Molodtsov lab Mechanobiology and Biophysics Laboratory

Our vision of the interface between biology and physics. We use physical tools to generate novel mechanistic insight into fundamental biological questions.

Our laboratory investigates how cells organise themselves in space and time at multiple scales, from single molecules to cellular structures. 

Many cellular processes, such as the regulation and segregation of our genome, depend on the fundamental ability of cells to accurately organise and rearrange their interior.

At the molecular level, these rearrangements are driven by tiny molecular machines – usually proteins – that generate mechanical forces and movements. To achieve complex cellular organisation at scales much larger than any of the component parts, the action of many molecules must be precisely coordinated.

We are beginning to understand how individual machines work at the molecular level. 
However, we do not yet understand how the various mechanisms that generate and respond to mechanical forces are coordinated and integrated together in cells.

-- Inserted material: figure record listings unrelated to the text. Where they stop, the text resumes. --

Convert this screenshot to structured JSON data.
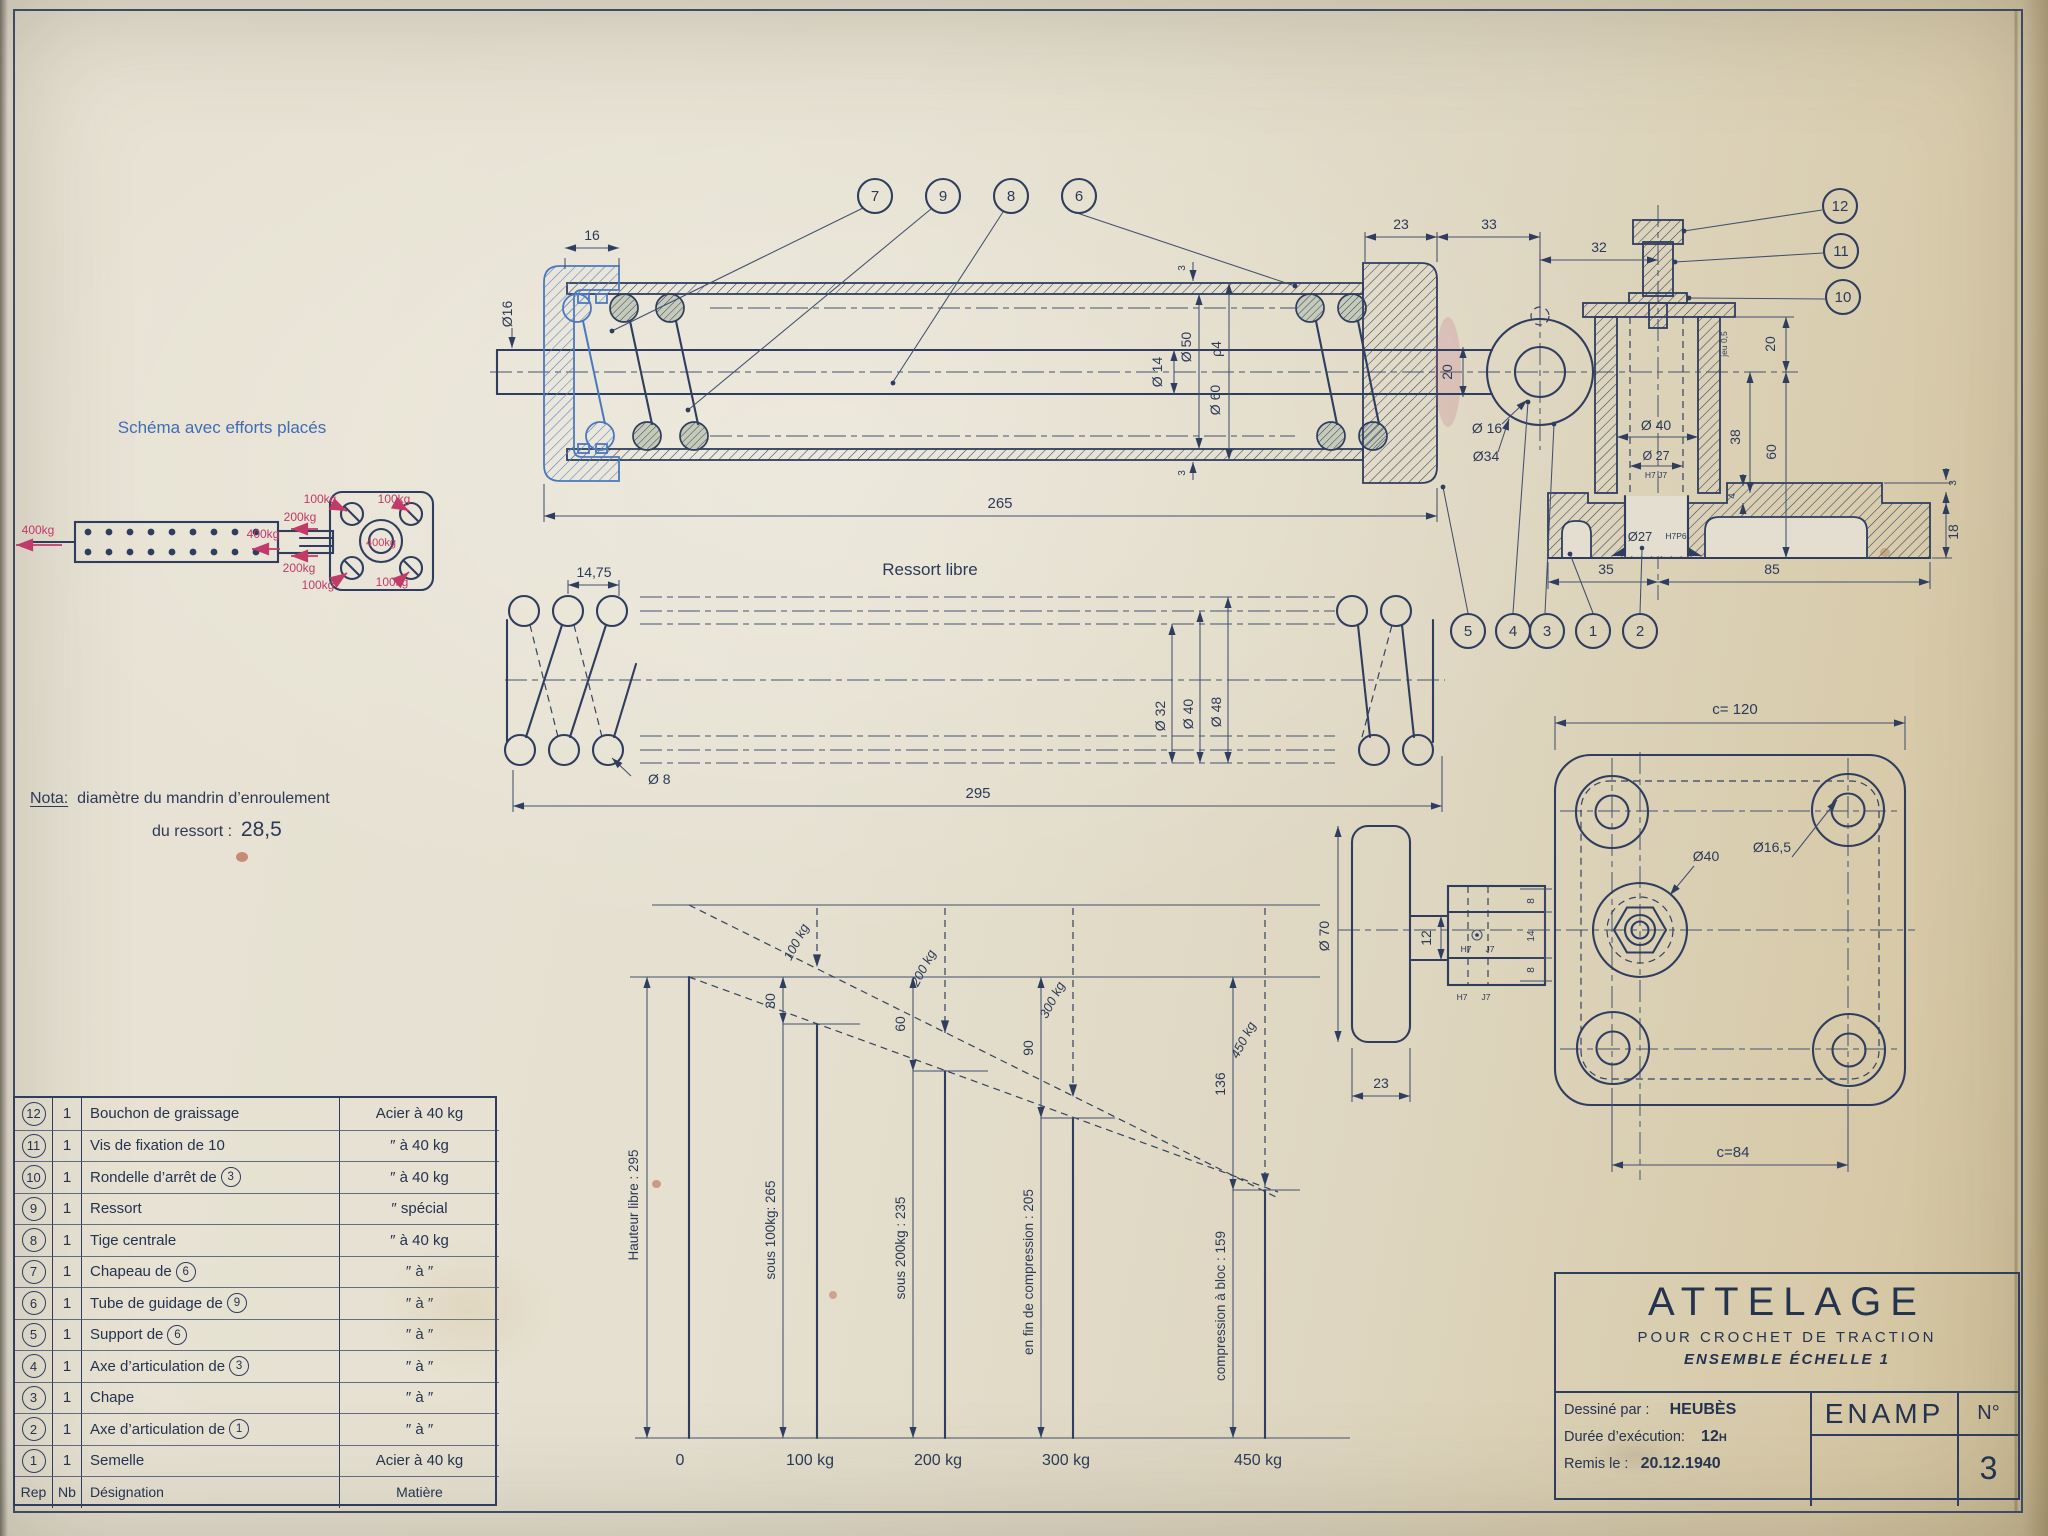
{
  "schema": {
    "title": "Schéma avec efforts placés",
    "force_left": "400kg",
    "force_rod": "400kg",
    "force_top": "200kg",
    "force_bottom": "200kg",
    "force_center": "400kg",
    "force_corner_tl": "100kg",
    "force_corner_tr": "100kg",
    "force_corner_bl": "100kg",
    "force_corner_br": "100kg"
  },
  "nota": {
    "label": "Nota:",
    "line1": "diamètre du mandrin d’enroulement",
    "line2": "du ressort :",
    "value": "28,5"
  },
  "main_view": {
    "callouts_top": [
      "7",
      "9",
      "8",
      "6"
    ],
    "callouts_right": [
      "12",
      "11",
      "10"
    ],
    "callouts_bottom": [
      "5",
      "4",
      "3",
      "1",
      "2"
    ],
    "dims": {
      "d16": "16",
      "phi16_rod": "Ø16",
      "d265": "265",
      "d23": "23",
      "d33": "33",
      "d32": "32",
      "d3_top": "3",
      "d3_bot": "3",
      "phi14": "Ø 14",
      "phi50": "Ø 50",
      "rho4": "ρ4",
      "phi60": "Ø 60",
      "d20_neck": "20",
      "phi16_axle": "Ø 16",
      "phi34": "Ø34",
      "phi40": "Ø 40",
      "phi27": "Ø 27",
      "tol27": "H7 J7",
      "jeu": "jeu 0,5",
      "d20r": "20",
      "d38": "38",
      "d60": "60",
      "d4": "4",
      "d3_lip": "3",
      "d18": "18",
      "d35": "35",
      "d85": "85",
      "phi27b": "Ø27",
      "tol27b": "H7P6"
    }
  },
  "spring_view": {
    "title": "Ressort libre",
    "p1475": "14,75",
    "phi8": "Ø 8",
    "d295": "295",
    "phi32": "Ø 32",
    "phi40": "Ø 40",
    "phi48": "Ø 48"
  },
  "plan_view": {
    "c120": "c= 120",
    "c84": "c=84",
    "phi40": "Ø40",
    "phi165": "Ø16,5",
    "phi70": "Ø 70",
    "d23": "23",
    "d12": "12",
    "d8a": "8",
    "d14": "14",
    "d8b": "8",
    "tol1": "H7",
    "tol2": "J7",
    "tol3": "H7",
    "tol4": "J7"
  },
  "chart_data": {
    "type": "bar",
    "title": "",
    "categories": [
      "0",
      "100 kg",
      "200 kg",
      "300 kg",
      "450 kg"
    ],
    "values": [
      295,
      265,
      235,
      205,
      159
    ],
    "bar_labels": [
      "Hauteur libre : 295",
      "sous 100kg: 265",
      "sous 200kg : 235",
      "en fin de compression : 205",
      "compression à bloc : 159"
    ],
    "deflection_labels": [
      "30",
      "60",
      "90",
      "136"
    ],
    "load_labels": [
      "100 kg",
      "200 kg",
      "300 kg",
      "450 kg"
    ],
    "xlabel": "",
    "ylabel": "",
    "grid": false,
    "legend": false
  },
  "parts_table": {
    "header": {
      "rep": "Rep",
      "nb": "Nb",
      "designation": "Désignation",
      "matiere": "Matière"
    },
    "rows": [
      {
        "rep": "12",
        "nb": "1",
        "designation": "Bouchon de graissage",
        "matiere": "Acier à 40 kg"
      },
      {
        "rep": "11",
        "nb": "1",
        "designation": "Vis de fixation de 10",
        "matiere": "″  à 40 kg"
      },
      {
        "rep": "10",
        "nb": "1",
        "designation": "Rondelle d’arrêt de",
        "ref": "3",
        "matiere": "″  à 40 kg"
      },
      {
        "rep": "9",
        "nb": "1",
        "designation": "Ressort",
        "matiere": "″  spécial"
      },
      {
        "rep": "8",
        "nb": "1",
        "designation": "Tige centrale",
        "matiere": "″  à 40 kg"
      },
      {
        "rep": "7",
        "nb": "1",
        "designation": "Chapeau de",
        "ref": "6",
        "matiere": "″  à  ″"
      },
      {
        "rep": "6",
        "nb": "1",
        "designation": "Tube de guidage de",
        "ref": "9",
        "matiere": "″  à  ″"
      },
      {
        "rep": "5",
        "nb": "1",
        "designation": "Support de",
        "ref": "6",
        "matiere": "″  à  ″"
      },
      {
        "rep": "4",
        "nb": "1",
        "designation": "Axe d’articulation de",
        "ref": "3",
        "matiere": "″  à  ″"
      },
      {
        "rep": "3",
        "nb": "1",
        "designation": "Chape",
        "matiere": "″  à  ″"
      },
      {
        "rep": "2",
        "nb": "1",
        "designation": "Axe d’articulation de",
        "ref": "1",
        "matiere": "″  à  ″"
      },
      {
        "rep": "1",
        "nb": "1",
        "designation": "Semelle",
        "matiere": "Acier à 40 kg"
      }
    ]
  },
  "title_block": {
    "title": "ATTELAGE",
    "line2": "POUR CROCHET DE TRACTION",
    "line3": "ENSEMBLE ÉCHELLE 1",
    "drawn_label": "Dessiné par :",
    "drawn_value": "HEUBÈS",
    "duration_label": "Durée d’exécution:",
    "duration_value": "12",
    "duration_sup": "H",
    "date_label": "Remis le :",
    "date_value": "20.12.1940",
    "org": "ENAMP",
    "num_label": "N°",
    "num_value": "3"
  }
}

To address this question, we are studying two processes: the rearrangement of the cell’s internal scaffold – the microtubule cytoskeleton – and the organisation of DNA.

We combine incredibly sensitive techniques that can manipulate single molecules and molecular assemblies, such as single-molecule microscopy and force-spectroscopy, with mathematical modelling. We use these to investigate how complex intracellular rearrangements result from interactions between specific groups molecular machines and non-motor molecules in lab conditions. We are also engineering new physical tools to study them in living cells.

Ultimately, we would like to discover both the mechanistic principles underlying intracellular rearrangements, and understand the differences in these mechanisms between different types of cells. 

Our group is affiliated with the Department of Physics and Astronomy at UCL.